More than 5 million Americans are living with Alzheimer's, according to the Alzheimer's Association, and experts predict that as many as 16 million will have it by 2050. Nearly one in three seniors who die each year has some form of dementia, including Alzheimer's. In fact, Alzheimer's is the sixth-leading cause of death overall and the fifth for those 65 and older.


Caring for those with the disease is also costly - an estimated $203 billion this year alone. The toll, however, can be measured in more than dollars. The Alzheimer's Association estimates that 15.4 million relatives and friends provided 17.5 billion hours of unpaid care valued at $216 billion in 2012, an equation that only begins to define the demands placed on the families of Alzheimer's patients.


Though Alzheimer's is the only top 10 cause of death that has no prevention or cure, doctors say early detection tests can alleviate some of the inevitable stress that accompanies not having a diagnosis, or an incomplete one.


Specialists go through a medical workout to determine what is causing a patient's memory loss. Initial steps include a variety of tests to determine the extent of that loss and general health, including medical history and figuring out if any family member has been diagnosed with Alzheimer's or another form of dementia.


Standard tests also include measuring reflexes, balance, vision and hearing. Blood and urine tests may be ordered to rule out other possible causes of cognitive problems. In addition, patients undergo two to six hours of specific standardized testing that can measure the ability to solve simple problems as well as short-term and long-term memory.


"You need a full history to rule out medical and psychiatric conditions that affect memory," says Dr. Elizabeth Crocco, chief of the division of geriatric psychiatry inpatient unit at Jackson Memorial Hospital. These include depression, bipolar disease or schizophrenia. Even anemia, vitamin deficiencies and too much medication can affect memory.


If these tests point to cognitive impairment, an MRI of the brain is usually ordered for the patient, says Dr. Clinton Wright, an associate professor of neurology and the scientific director for the Evelyn F. McKnight Institute at the University of Miami. Magnetic resonance imaging or Computed Tomography (CT), another kind of brain imaging scan, can further rule out other causes that may cause symptoms similar to Alzheimer's, including tumors, strokes, head trauma or building of fluid in the brain.


These tests do more than that, however. They also can provide information on the shape, position or volume of brain tissue - an important piece of the medical puzzle, because the brains of people with Alzheimer's are different than those of healthy people.


"We can be confident (in our diagnosis) about people with a memory disorder in combination with the tests," says Wright, "but if someone is only worried about their memory and is not impaired we have very little certainty."


Other tests available or in the research phase include a spinal fluid test, which is rarely used in the United States, and PET scans, which are used in distinguishing Alzheimer's from other dementias when the diagnosis is in question.

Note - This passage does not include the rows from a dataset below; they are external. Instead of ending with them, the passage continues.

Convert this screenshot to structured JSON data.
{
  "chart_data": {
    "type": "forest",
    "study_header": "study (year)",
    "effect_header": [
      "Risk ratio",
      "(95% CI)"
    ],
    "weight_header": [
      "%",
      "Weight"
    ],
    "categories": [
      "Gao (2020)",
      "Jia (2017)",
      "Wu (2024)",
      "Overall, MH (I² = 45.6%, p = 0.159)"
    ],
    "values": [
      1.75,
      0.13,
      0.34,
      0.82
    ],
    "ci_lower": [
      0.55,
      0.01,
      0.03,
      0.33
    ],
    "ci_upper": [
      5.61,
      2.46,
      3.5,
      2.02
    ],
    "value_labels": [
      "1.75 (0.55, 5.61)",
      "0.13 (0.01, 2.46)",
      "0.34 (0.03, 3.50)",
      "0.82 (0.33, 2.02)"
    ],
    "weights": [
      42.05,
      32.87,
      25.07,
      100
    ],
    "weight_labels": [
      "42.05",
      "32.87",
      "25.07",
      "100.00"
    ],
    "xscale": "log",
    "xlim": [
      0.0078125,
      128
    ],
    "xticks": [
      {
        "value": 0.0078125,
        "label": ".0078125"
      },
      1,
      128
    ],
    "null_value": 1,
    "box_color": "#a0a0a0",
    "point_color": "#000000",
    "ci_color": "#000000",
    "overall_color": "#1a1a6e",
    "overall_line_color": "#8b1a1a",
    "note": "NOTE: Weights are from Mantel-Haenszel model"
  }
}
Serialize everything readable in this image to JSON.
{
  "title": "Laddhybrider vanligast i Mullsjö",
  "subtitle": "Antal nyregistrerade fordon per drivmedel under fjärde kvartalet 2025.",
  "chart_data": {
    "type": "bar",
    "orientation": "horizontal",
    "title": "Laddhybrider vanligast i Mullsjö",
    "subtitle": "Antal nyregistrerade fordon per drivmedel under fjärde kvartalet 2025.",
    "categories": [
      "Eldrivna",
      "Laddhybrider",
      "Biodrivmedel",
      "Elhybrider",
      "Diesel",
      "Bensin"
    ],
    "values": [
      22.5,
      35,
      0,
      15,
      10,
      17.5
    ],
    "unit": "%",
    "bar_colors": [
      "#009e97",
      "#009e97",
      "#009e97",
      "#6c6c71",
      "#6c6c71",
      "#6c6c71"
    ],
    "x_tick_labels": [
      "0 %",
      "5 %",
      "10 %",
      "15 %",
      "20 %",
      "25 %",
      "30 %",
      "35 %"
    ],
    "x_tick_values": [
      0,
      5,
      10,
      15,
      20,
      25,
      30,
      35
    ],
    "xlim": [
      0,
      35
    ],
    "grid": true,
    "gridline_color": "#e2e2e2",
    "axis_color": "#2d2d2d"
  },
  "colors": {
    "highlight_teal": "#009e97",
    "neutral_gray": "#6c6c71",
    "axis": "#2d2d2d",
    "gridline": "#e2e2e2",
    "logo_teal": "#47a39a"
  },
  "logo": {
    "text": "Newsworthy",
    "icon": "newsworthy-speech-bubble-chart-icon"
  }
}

But because of their high cost, insurance will not cover them in the diagnosis of Alzheimer's.


Blood tests, as well as urine tests, are being researched around the world in hopes that one day they will accurately measure the bio-markers of the disease. All are in the experimental stage.


"The dream is that we will one day have blood tests that detect the markers in the same way we have tests for high cholesterol that tell us a patient is at risk of heart disease," Duara says.